Sturge and Harvey continued the narrative of the humane slave owner moved to improving the condition of their slaves upon first-hand experience of their plight. This humanitarian self-presentation was shown in the parish chronicle upon the death of Mary Clementina death in 1831 when, it recorded, she was ‘beloved and bewailed not by her intimate friends only, but by all her negroes’.

Her widower, who was uncle to Elizabeth Barrett Browning, died in 1837.  Under the Compensation Act, the family received over  £12,000 compensation for the 'loss' of their enslaved workforce.


Thursday, 2 June 2022

Marie Spartali Rediscovery part one

 


Marie Spartali Stillman, The Last Sight of Fiammetta, 1876


it's always great when a work not seen in public for decades re-appears,  but a special welcome to Spartali's stunning Fiammetta - a real gem and of significance both for her own now rising reputation and for its relation to Rossetti's later Fiammetta..

 As Pamela Gerrish Nunn and I observed many years ago, when the present work was known only from its listing in the Royal Academy catalogue for summer 1876:

‘Eighteen months later, Rossetti asked Spartali to sit to him for his own version of Fiammetta.  Since her reputation as a model has tended to obscure her career as an artist and since she is typically said to owe her pictorial inspiration entirely to Rossetti, it is worth noting that in this case her choice of subject evidently stimulated his own, and that by ‘casting’ Marie as Fiammetta, so to speak, Rossetti implicitly recognised her choice of the theme’. [  Jan Marsh & Pamela Gerrish Nunn, Women Artists and the Pre-Raphaelite Movement, 1989, p103]

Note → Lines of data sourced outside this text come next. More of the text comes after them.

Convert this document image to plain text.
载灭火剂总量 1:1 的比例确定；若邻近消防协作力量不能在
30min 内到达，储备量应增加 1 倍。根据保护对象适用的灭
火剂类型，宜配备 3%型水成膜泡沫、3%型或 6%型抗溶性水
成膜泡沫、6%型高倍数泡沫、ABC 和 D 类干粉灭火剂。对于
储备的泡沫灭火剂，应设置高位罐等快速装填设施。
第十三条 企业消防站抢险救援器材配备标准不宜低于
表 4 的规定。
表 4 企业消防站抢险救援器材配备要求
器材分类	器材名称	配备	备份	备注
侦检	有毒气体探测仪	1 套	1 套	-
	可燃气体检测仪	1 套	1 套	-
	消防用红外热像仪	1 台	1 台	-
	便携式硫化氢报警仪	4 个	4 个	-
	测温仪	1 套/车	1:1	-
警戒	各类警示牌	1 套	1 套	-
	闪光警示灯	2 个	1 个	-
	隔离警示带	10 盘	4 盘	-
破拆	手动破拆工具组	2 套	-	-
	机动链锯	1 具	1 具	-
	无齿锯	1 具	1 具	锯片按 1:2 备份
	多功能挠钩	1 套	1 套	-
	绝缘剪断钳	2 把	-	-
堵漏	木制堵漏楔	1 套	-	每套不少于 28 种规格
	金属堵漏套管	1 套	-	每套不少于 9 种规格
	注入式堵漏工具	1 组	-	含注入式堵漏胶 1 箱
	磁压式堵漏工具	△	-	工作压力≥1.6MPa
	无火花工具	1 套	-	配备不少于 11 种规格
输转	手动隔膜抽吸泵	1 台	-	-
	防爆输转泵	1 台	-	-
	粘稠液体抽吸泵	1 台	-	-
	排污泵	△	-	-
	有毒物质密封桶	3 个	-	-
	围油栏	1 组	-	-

As Pamela now remarks,  'what a beauty!  Surely destined to be seen as her masterpiece[sic]'.

Inspired  by and titled from an early Italian  sonnet  that Rossetti translated and was re-published in 1874, the subject is the supposed inamorata of Boccaccio  a more or less fictive figure like Dante's Beatrice and Petrarch's Laura.   She is depicted here as a  girl - say in her early teens - dreamily fingering a mandoline amid a bower of roses. 

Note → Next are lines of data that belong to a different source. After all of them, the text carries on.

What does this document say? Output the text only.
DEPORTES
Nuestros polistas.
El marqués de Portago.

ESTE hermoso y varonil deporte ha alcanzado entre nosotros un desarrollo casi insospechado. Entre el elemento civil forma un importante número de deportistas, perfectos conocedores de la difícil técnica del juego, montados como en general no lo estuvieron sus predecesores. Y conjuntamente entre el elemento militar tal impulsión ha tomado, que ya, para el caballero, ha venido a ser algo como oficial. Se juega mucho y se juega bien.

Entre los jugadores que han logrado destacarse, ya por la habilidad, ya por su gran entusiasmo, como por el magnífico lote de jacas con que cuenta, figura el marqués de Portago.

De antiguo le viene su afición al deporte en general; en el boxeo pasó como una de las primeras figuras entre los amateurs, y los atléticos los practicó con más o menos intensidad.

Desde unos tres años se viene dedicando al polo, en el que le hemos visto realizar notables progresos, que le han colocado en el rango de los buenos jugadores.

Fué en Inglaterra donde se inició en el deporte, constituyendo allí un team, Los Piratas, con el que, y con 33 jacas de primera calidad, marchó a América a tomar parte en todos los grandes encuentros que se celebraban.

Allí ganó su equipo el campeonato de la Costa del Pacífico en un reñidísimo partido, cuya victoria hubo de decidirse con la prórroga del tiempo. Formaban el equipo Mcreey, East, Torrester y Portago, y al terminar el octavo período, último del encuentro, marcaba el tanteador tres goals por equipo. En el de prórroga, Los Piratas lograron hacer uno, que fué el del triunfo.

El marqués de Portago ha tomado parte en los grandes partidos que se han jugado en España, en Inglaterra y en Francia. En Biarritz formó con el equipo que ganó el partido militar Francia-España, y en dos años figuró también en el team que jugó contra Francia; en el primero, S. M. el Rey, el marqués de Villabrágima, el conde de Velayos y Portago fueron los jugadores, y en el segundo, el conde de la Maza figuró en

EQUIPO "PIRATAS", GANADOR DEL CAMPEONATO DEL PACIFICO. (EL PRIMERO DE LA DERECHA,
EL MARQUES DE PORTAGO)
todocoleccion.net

The format is one popularised in the 1870s wave of Pre-Raphaelitism, which appealed to patrons in the manner of Venetian courtesans or Kneller's Hampton Court Beauties.  This is a large work, in watercolour, where  the figure is finely painted, especially  in the delicately conveyed flesh tones, and the surrounding foliage is more loosely rendered, in order to focus the viewer's attention on Fiammetta.

The picture will be auctioned in September at Bonhams in Bond St - so this is by way of a preview.